Networks and sovereignty
The Connecting Europe Facility links security to supply chains in concrete ways. Money for rail and road corridors tightens NATO logistics and smooths civilian freight. The energy pillar finances grids that will carry hydrogen from Iberia to Germany and cables that plug Ukraine into the continental network. The European Investment Bank reckons the energy window could crowd in €110bn of private capital. That leverage attracts companies that once ignored Brussels programmes as too small to matter.
The Competitiveness Fund extends industrial logic to defence mid-caps. Missile makers, electronic-warfare specialists and secure-communications firms will compete for grants and equity. By allowing dual-use projects early in the research cycle, the programme aims to keep European intellectual property onshore. The Commission plans to publish guidelines on technology-sovereignty indicators by early 2027. Parliament attached a right of scrutiny, a mild check on executive ambition.
Europe has often struggled to match rhetoric with resource. These opinions shift that balance. Should the €409bn Competitiveness Fund survive intact, EU-level investment capacity would more than double compared with 2021-2027. The €17.6bn for military mobility almost triples the current allocation and makes infrastructure policy a pillar of deterrence. By linking Ukrainian projects to the facility, the Union uses its budget not only to rebuild a neighbour but also to anchor it in the single market.
Strategic pitfalls
Risks remain. The Council could shave the envelopes during autumn talks. A north-south split over subsidy rules may stall the Competitiveness Fund. Five member states already demand stricter conditions on Ukraine-related spending in the Connecting Europe Facility. Yet Parliament’s early unity narrows the trade-offs. Cutting the defence windows now carries political cost in Brussels and, perhaps more importantly, in Warsaw and Tallinn.
Both files must still pass ITRE, TRAN and plenary scrutiny.

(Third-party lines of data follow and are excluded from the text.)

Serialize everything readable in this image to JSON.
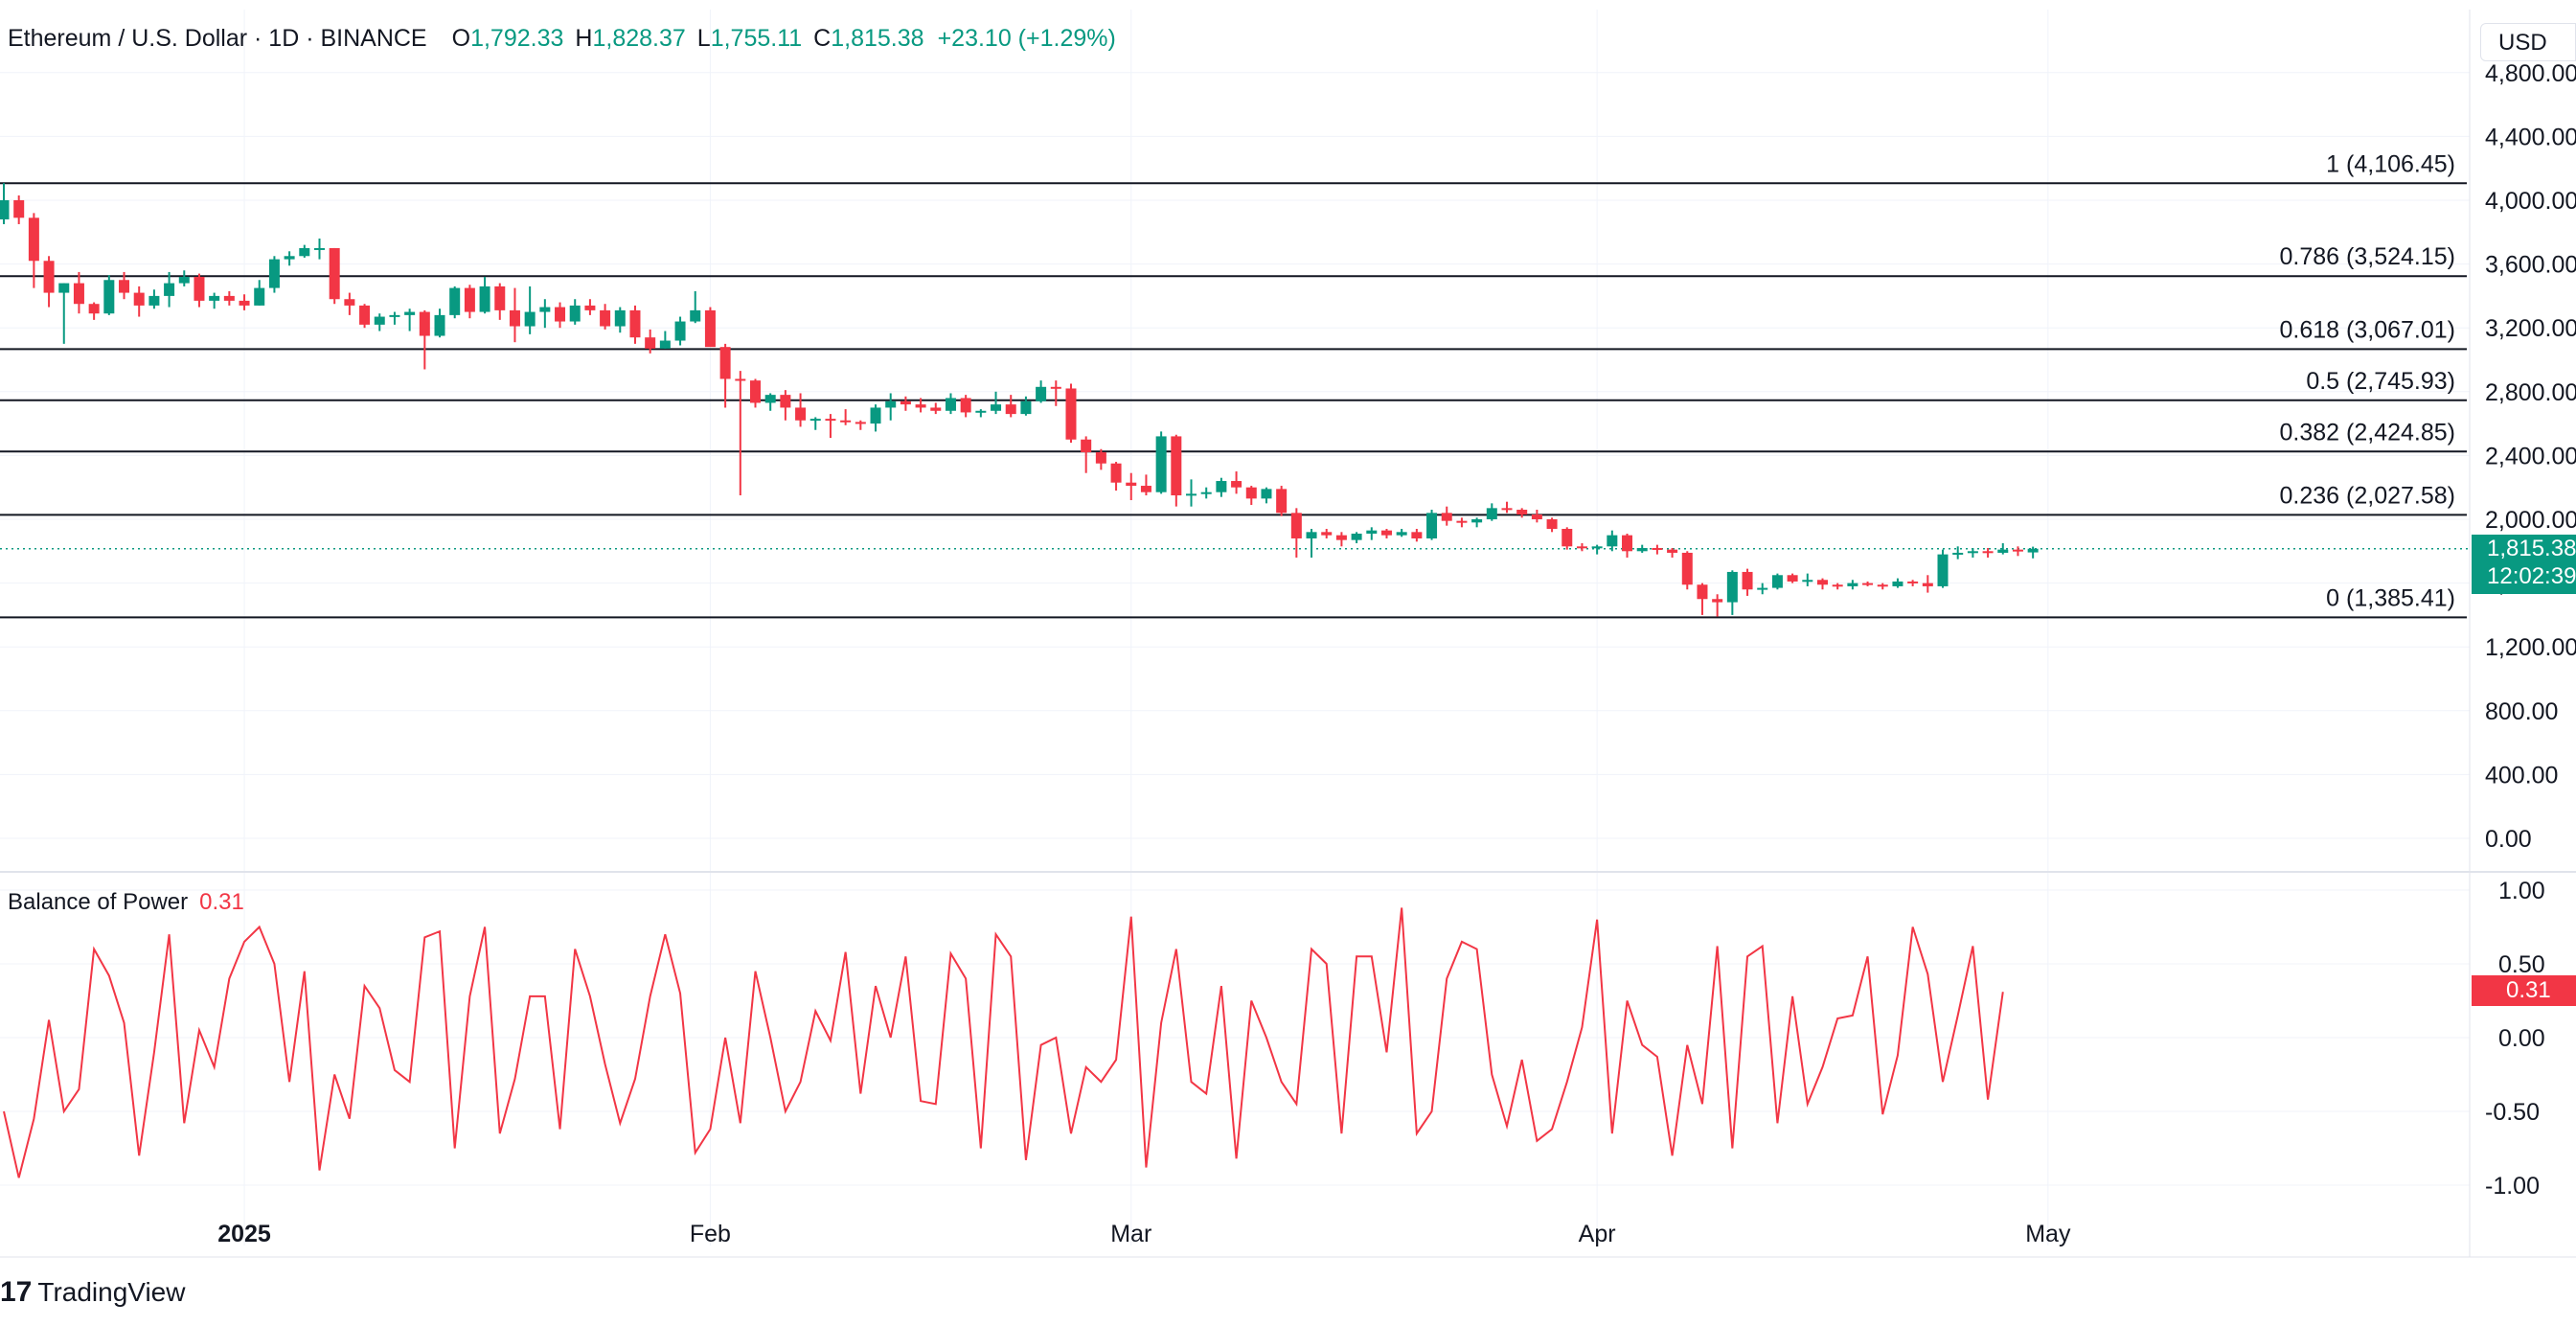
{
  "header": {
    "symbol": "Ethereum / U.S. Dollar · 1D · BINANCE",
    "o_label": "O",
    "o_value": "1,792.33",
    "h_label": "H",
    "h_value": "1,828.37",
    "l_label": "L",
    "l_value": "1,755.11",
    "c_label": "C",
    "c_value": "1,815.38",
    "change": "+23.10 (+1.29%)"
  },
  "currency": "USD",
  "price_badge": {
    "price": "1,815.38",
    "countdown": "12:02:39"
  },
  "indicator": {
    "name": "Balance of Power",
    "value": "0.31",
    "badge": "0.31"
  },
  "brand": {
    "logo": "17",
    "name": "TradingView"
  },
  "colors": {
    "up": "#089981",
    "down": "#f23645",
    "fib": "#131722",
    "grid": "#f0f3fa"
  },
  "chart_data": [
    {
      "type": "candlestick",
      "title": "Ethereum / U.S. Dollar · 1D · BINANCE",
      "x_axis_ticks": [
        "2025",
        "Feb",
        "Mar",
        "Apr",
        "May"
      ],
      "y_axis_ticks": [
        "0.00",
        "400.00",
        "800.00",
        "1,200.00",
        "1,600.00",
        "2,000.00",
        "2,400.00",
        "2,800.00",
        "3,200.00",
        "3,600.00",
        "4,000.00",
        "4,400.00",
        "4,800.00"
      ],
      "ylim": [
        0,
        4800
      ],
      "start_date": "2024-12-16",
      "dates": [
        "2024-12-16",
        "2024-12-17",
        "2024-12-18",
        "2024-12-19",
        "2024-12-20",
        "2024-12-21",
        "2024-12-22",
        "2024-12-23",
        "2024-12-24",
        "2024-12-25",
        "2024-12-26",
        "2024-12-27",
        "2024-12-28",
        "2024-12-29",
        "2024-12-30",
        "2024-12-31",
        "2025-01-01",
        "2025-01-02",
        "2025-01-03",
        "2025-01-04",
        "2025-01-05",
        "2025-01-06",
        "2025-01-07",
        "2025-01-08",
        "2025-01-09",
        "2025-01-10",
        "2025-01-11",
        "2025-01-12",
        "2025-01-13",
        "2025-01-14",
        "2025-01-15",
        "2025-01-16",
        "2025-01-17",
        "2025-01-18",
        "2025-01-19",
        "2025-01-20",
        "2025-01-21",
        "2025-01-22",
        "2025-01-23",
        "2025-01-24",
        "2025-01-25",
        "2025-01-26",
        "2025-01-27",
        "2025-01-28",
        "2025-01-29",
        "2025-01-30",
        "2025-01-31",
        "2025-02-01",
        "2025-02-02",
        "2025-02-03",
        "2025-02-04",
        "2025-02-05",
        "2025-02-06",
        "2025-02-07",
        "2025-02-08",
        "2025-02-09",
        "2025-02-10",
        "2025-02-11",
        "2025-02-12",
        "2025-02-13",
        "2025-02-14",
        "2025-02-15",
        "2025-02-16",
        "2025-02-17",
        "2025-02-18",
        "2025-02-19",
        "2025-02-20",
        "2025-02-21",
        "2025-02-22",
        "2025-02-23",
        "2025-02-24",
        "2025-02-25",
        "2025-02-26",
        "2025-02-27",
        "2025-02-28",
        "2025-03-01",
        "2025-03-02",
        "2025-03-03",
        "2025-03-04",
        "2025-03-05",
        "2025-03-06",
        "2025-03-07",
        "2025-03-08",
        "2025-03-09",
        "2025-03-10",
        "2025-03-11",
        "2025-03-12",
        "2025-03-13",
        "2025-03-14",
        "2025-03-15",
        "2025-03-16",
        "2025-03-17",
        "2025-03-18",
        "2025-03-19",
        "2025-03-20",
        "2025-03-21",
        "2025-03-22",
        "2025-03-23",
        "2025-03-24",
        "2025-03-25",
        "2025-03-26",
        "2025-03-27",
        "2025-03-28",
        "2025-03-29",
        "2025-03-30",
        "2025-03-31",
        "2025-04-01",
        "2025-04-02",
        "2025-04-03",
        "2025-04-04",
        "2025-04-05",
        "2025-04-06",
        "2025-04-07",
        "2025-04-08",
        "2025-04-09",
        "2025-04-10",
        "2025-04-11",
        "2025-04-12",
        "2025-04-13",
        "2025-04-14",
        "2025-04-15",
        "2025-04-16",
        "2025-04-17",
        "2025-04-18",
        "2025-04-19",
        "2025-04-20",
        "2025-04-21",
        "2025-04-22",
        "2025-04-23",
        "2025-04-24",
        "2025-04-25",
        "2025-04-26",
        "2025-04-27"
      ],
      "ohlc": [
        [
          3880,
          4107,
          3850,
          4000
        ],
        [
          4000,
          4030,
          3850,
          3890
        ],
        [
          3890,
          3920,
          3450,
          3620
        ],
        [
          3620,
          3650,
          3330,
          3420
        ],
        [
          3420,
          3480,
          3100,
          3480
        ],
        [
          3480,
          3550,
          3290,
          3350
        ],
        [
          3350,
          3360,
          3250,
          3290
        ],
        [
          3290,
          3530,
          3280,
          3500
        ],
        [
          3500,
          3550,
          3380,
          3420
        ],
        [
          3420,
          3460,
          3270,
          3340
        ],
        [
          3340,
          3440,
          3320,
          3400
        ],
        [
          3400,
          3550,
          3330,
          3480
        ],
        [
          3480,
          3560,
          3460,
          3520
        ],
        [
          3520,
          3540,
          3330,
          3370
        ],
        [
          3370,
          3420,
          3320,
          3400
        ],
        [
          3400,
          3430,
          3340,
          3370
        ],
        [
          3370,
          3410,
          3310,
          3340
        ],
        [
          3340,
          3500,
          3340,
          3450
        ],
        [
          3450,
          3650,
          3420,
          3630
        ],
        [
          3630,
          3680,
          3590,
          3650
        ],
        [
          3650,
          3720,
          3640,
          3700
        ],
        [
          3700,
          3760,
          3630,
          3700
        ],
        [
          3700,
          3700,
          3350,
          3380
        ],
        [
          3380,
          3420,
          3280,
          3340
        ],
        [
          3340,
          3350,
          3200,
          3220
        ],
        [
          3220,
          3290,
          3180,
          3270
        ],
        [
          3270,
          3300,
          3220,
          3280
        ],
        [
          3280,
          3320,
          3180,
          3300
        ],
        [
          3300,
          3310,
          2940,
          3150
        ],
        [
          3150,
          3320,
          3140,
          3280
        ],
        [
          3280,
          3460,
          3260,
          3450
        ],
        [
          3450,
          3470,
          3260,
          3300
        ],
        [
          3300,
          3520,
          3290,
          3460
        ],
        [
          3460,
          3480,
          3250,
          3310
        ],
        [
          3310,
          3450,
          3110,
          3210
        ],
        [
          3210,
          3460,
          3160,
          3300
        ],
        [
          3300,
          3380,
          3200,
          3330
        ],
        [
          3330,
          3360,
          3200,
          3240
        ],
        [
          3240,
          3380,
          3220,
          3340
        ],
        [
          3340,
          3380,
          3280,
          3310
        ],
        [
          3310,
          3350,
          3190,
          3210
        ],
        [
          3210,
          3330,
          3170,
          3310
        ],
        [
          3310,
          3340,
          3100,
          3140
        ],
        [
          3140,
          3190,
          3040,
          3070
        ],
        [
          3070,
          3180,
          3070,
          3120
        ],
        [
          3120,
          3270,
          3090,
          3240
        ],
        [
          3240,
          3430,
          3230,
          3310
        ],
        [
          3310,
          3330,
          3120,
          3080
        ],
        [
          3080,
          3100,
          2700,
          2880
        ],
        [
          2880,
          2930,
          2150,
          2870
        ],
        [
          2870,
          2880,
          2700,
          2730
        ],
        [
          2730,
          2790,
          2680,
          2780
        ],
        [
          2780,
          2810,
          2620,
          2700
        ],
        [
          2700,
          2790,
          2580,
          2620
        ],
        [
          2620,
          2640,
          2560,
          2630
        ],
        [
          2630,
          2660,
          2510,
          2620
        ],
        [
          2620,
          2690,
          2590,
          2610
        ],
        [
          2610,
          2620,
          2560,
          2600
        ],
        [
          2600,
          2720,
          2550,
          2700
        ],
        [
          2700,
          2790,
          2620,
          2740
        ],
        [
          2740,
          2770,
          2680,
          2720
        ],
        [
          2720,
          2760,
          2670,
          2700
        ],
        [
          2700,
          2730,
          2660,
          2680
        ],
        [
          2680,
          2790,
          2660,
          2760
        ],
        [
          2760,
          2780,
          2640,
          2670
        ],
        [
          2670,
          2690,
          2640,
          2680
        ],
        [
          2680,
          2800,
          2660,
          2720
        ],
        [
          2720,
          2780,
          2640,
          2660
        ],
        [
          2660,
          2770,
          2650,
          2740
        ],
        [
          2740,
          2870,
          2730,
          2830
        ],
        [
          2830,
          2870,
          2710,
          2820
        ],
        [
          2820,
          2850,
          2480,
          2500
        ],
        [
          2500,
          2520,
          2290,
          2420
        ],
        [
          2420,
          2440,
          2310,
          2350
        ],
        [
          2350,
          2360,
          2180,
          2230
        ],
        [
          2230,
          2290,
          2120,
          2210
        ],
        [
          2210,
          2280,
          2150,
          2170
        ],
        [
          2170,
          2550,
          2160,
          2520
        ],
        [
          2520,
          2530,
          2080,
          2150
        ],
        [
          2150,
          2250,
          2080,
          2160
        ],
        [
          2160,
          2200,
          2130,
          2170
        ],
        [
          2170,
          2260,
          2140,
          2240
        ],
        [
          2240,
          2300,
          2160,
          2200
        ],
        [
          2200,
          2210,
          2090,
          2130
        ],
        [
          2130,
          2200,
          2100,
          2190
        ],
        [
          2190,
          2210,
          2020,
          2040
        ],
        [
          2040,
          2070,
          1760,
          1880
        ],
        [
          1880,
          1940,
          1760,
          1920
        ],
        [
          1920,
          1940,
          1880,
          1900
        ],
        [
          1900,
          1920,
          1830,
          1870
        ],
        [
          1870,
          1920,
          1850,
          1910
        ],
        [
          1910,
          1950,
          1870,
          1930
        ],
        [
          1930,
          1940,
          1880,
          1900
        ],
        [
          1900,
          1940,
          1890,
          1920
        ],
        [
          1920,
          1940,
          1860,
          1880
        ],
        [
          1880,
          2060,
          1870,
          2040
        ],
        [
          2040,
          2080,
          1960,
          1990
        ],
        [
          1990,
          2010,
          1950,
          1980
        ],
        [
          1980,
          2010,
          1950,
          2000
        ],
        [
          2000,
          2100,
          1990,
          2070
        ],
        [
          2070,
          2110,
          2040,
          2060
        ],
        [
          2060,
          2070,
          2010,
          2030
        ],
        [
          2030,
          2060,
          1980,
          2000
        ],
        [
          2000,
          2010,
          1920,
          1940
        ],
        [
          1940,
          1950,
          1810,
          1830
        ],
        [
          1830,
          1850,
          1800,
          1820
        ],
        [
          1820,
          1840,
          1780,
          1830
        ],
        [
          1830,
          1930,
          1800,
          1900
        ],
        [
          1900,
          1910,
          1760,
          1800
        ],
        [
          1800,
          1840,
          1790,
          1820
        ],
        [
          1820,
          1840,
          1780,
          1810
        ],
        [
          1810,
          1820,
          1760,
          1790
        ],
        [
          1790,
          1800,
          1560,
          1590
        ],
        [
          1590,
          1600,
          1400,
          1500
        ],
        [
          1500,
          1530,
          1390,
          1480
        ],
        [
          1480,
          1680,
          1400,
          1670
        ],
        [
          1670,
          1690,
          1520,
          1560
        ],
        [
          1560,
          1600,
          1530,
          1570
        ],
        [
          1570,
          1660,
          1560,
          1650
        ],
        [
          1650,
          1660,
          1600,
          1610
        ],
        [
          1610,
          1660,
          1580,
          1620
        ],
        [
          1620,
          1630,
          1560,
          1590
        ],
        [
          1590,
          1600,
          1560,
          1580
        ],
        [
          1580,
          1620,
          1560,
          1600
        ],
        [
          1600,
          1610,
          1580,
          1590
        ],
        [
          1590,
          1600,
          1560,
          1580
        ],
        [
          1580,
          1630,
          1570,
          1610
        ],
        [
          1610,
          1620,
          1580,
          1600
        ],
        [
          1600,
          1650,
          1540,
          1580
        ],
        [
          1580,
          1810,
          1570,
          1780
        ],
        [
          1780,
          1830,
          1750,
          1790
        ],
        [
          1790,
          1820,
          1760,
          1800
        ],
        [
          1800,
          1820,
          1760,
          1790
        ],
        [
          1790,
          1850,
          1780,
          1810
        ],
        [
          1810,
          1830,
          1770,
          1800
        ],
        [
          1792.33,
          1828.37,
          1755.11,
          1815.38
        ]
      ],
      "fibonacci_levels": [
        {
          "label": "1 (4,106.45)",
          "value": 4106.45
        },
        {
          "label": "0.786 (3,524.15)",
          "value": 3524.15
        },
        {
          "label": "0.618 (3,067.01)",
          "value": 3067.01
        },
        {
          "label": "0.5 (2,745.93)",
          "value": 2745.93
        },
        {
          "label": "0.382 (2,424.85)",
          "value": 2424.85
        },
        {
          "label": "0.236 (2,027.58)",
          "value": 2027.58
        },
        {
          "label": "0 (1,385.41)",
          "value": 1385.41
        }
      ],
      "last_price": 1815.38
    },
    {
      "type": "line",
      "title": "Balance of Power",
      "y_axis_ticks": [
        "-1.00",
        "-0.50",
        "0.00",
        "0.50",
        "1.00"
      ],
      "ylim": [
        -1,
        1
      ],
      "series": [
        {
          "name": "Balance of Power",
          "values": [
            -0.5,
            -0.95,
            -0.55,
            0.12,
            -0.5,
            -0.35,
            0.6,
            0.42,
            0.1,
            -0.8,
            -0.1,
            0.7,
            -0.58,
            0.05,
            -0.2,
            0.4,
            0.65,
            0.75,
            0.5,
            -0.3,
            0.45,
            -0.9,
            -0.25,
            -0.55,
            0.35,
            0.2,
            -0.22,
            -0.3,
            0.68,
            0.72,
            -0.75,
            0.28,
            0.75,
            -0.65,
            -0.28,
            0.28,
            0.28,
            -0.62,
            0.6,
            0.28,
            -0.18,
            -0.58,
            -0.28,
            0.28,
            0.7,
            0.3,
            -0.78,
            -0.62,
            0.0,
            -0.58,
            0.45,
            0.0,
            -0.5,
            -0.3,
            0.18,
            -0.02,
            0.58,
            -0.38,
            0.35,
            0.0,
            0.55,
            -0.43,
            -0.45,
            0.57,
            0.4,
            -0.75,
            0.7,
            0.55,
            -0.83,
            -0.05,
            0.0,
            -0.65,
            -0.2,
            -0.3,
            -0.15,
            0.82,
            -0.88,
            0.1,
            0.6,
            -0.3,
            -0.38,
            0.35,
            -0.82,
            0.25,
            0.0,
            -0.3,
            -0.45,
            0.6,
            0.5,
            -0.65,
            0.55,
            0.55,
            -0.1,
            0.88,
            -0.65,
            -0.5,
            0.4,
            0.65,
            0.6,
            -0.25,
            -0.6,
            -0.15,
            -0.7,
            -0.62,
            -0.3,
            0.07,
            0.8,
            -0.65,
            0.25,
            -0.05,
            -0.13,
            -0.8,
            -0.05,
            -0.45,
            0.62,
            -0.75,
            0.55,
            0.62,
            -0.58,
            0.28,
            -0.45,
            -0.2,
            0.13,
            0.15,
            0.55,
            -0.52,
            -0.12,
            0.75,
            0.43,
            -0.3,
            0.15,
            0.62,
            -0.42,
            0.31
          ]
        }
      ]
    }
  ]
}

Trilogues will pit Parliament against budget hawks in the Council. The Commission’s streamlined governance model may face amendments that restore heavier expert review. Even so, the committee’s twin votes change the default. Defence research and military corridors are now embedded in the EU’s flagship investment schemes. Removing them would require an explicit decision, not mere neglect.
If the timetable holds, the first multi-year work programmes will appear in 2027. Calls could open days after the new budget cycle starts in 2028, avoiding the two-year lull that hampered the 2021 launch. Companies, infrastructure managers and regional authorities would then plan against a predictable seven-year envelope worth €490bn in commitments — about 40 per cent larger than the entire 2014-2020 cohesion budget.
The Union has long talked about strategic autonomy. The SEDE committee just voted for something more tangible: strategic liquidity.